Today is National Widows Day.
There is also something called International Widows Day.
The purposes of both of these days is to A: acknowledge widowed people B: be kind to widowed people C: spread awareness about how widowhood affects a persons life, and how, in some parts of the world, widows are even looked down upon or in danger.
So, I do understand why these days exist.
But, they also make me feel really awkward.
Like, “Hi, Im a widow. This is my day! Please be nice to me today. “
I feel as if perhaps I should put on my black veil, pet some cats, knit some afghans, and act extra weepy today.
What would be super cool is, if on this day, everyone would give me cake and cookies and things involving gravy and none of it would make me gain any weight and I could eat whatever I wanted the whole day because its Widow Day.
Maybe people could toss cash my way, just because, and then I could take a trip to Italy or Australia like Ive always wanted.
I wish we didnt need a Widows Day.
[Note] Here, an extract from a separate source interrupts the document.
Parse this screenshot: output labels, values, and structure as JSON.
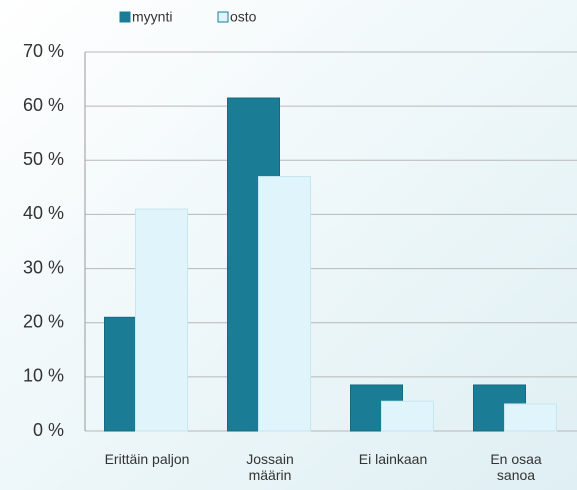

I wish it werent necessary. I wish that people would just be nice to widowed people and acknowledge us every day, because thats a really nice thing to do. And some people do. But others dont. Others will still always tell us to get over it and move on, and why arent you better yet, and all that fun stuff. Those people wont change their ways on National Widows Day. They will keep being insensitive and rude, and speaking about things they dont really know about. Maybe we should have National Insensitive / Rude People Day, where we get to call out all the rude people anonymously, and they would all be forced to take a course in how to treat people better.
But thats not a thing. Widows Day is a thing.
I dont know what the point of this post is.
Happy National Widows Day.
ps. I should at least get a paid day off!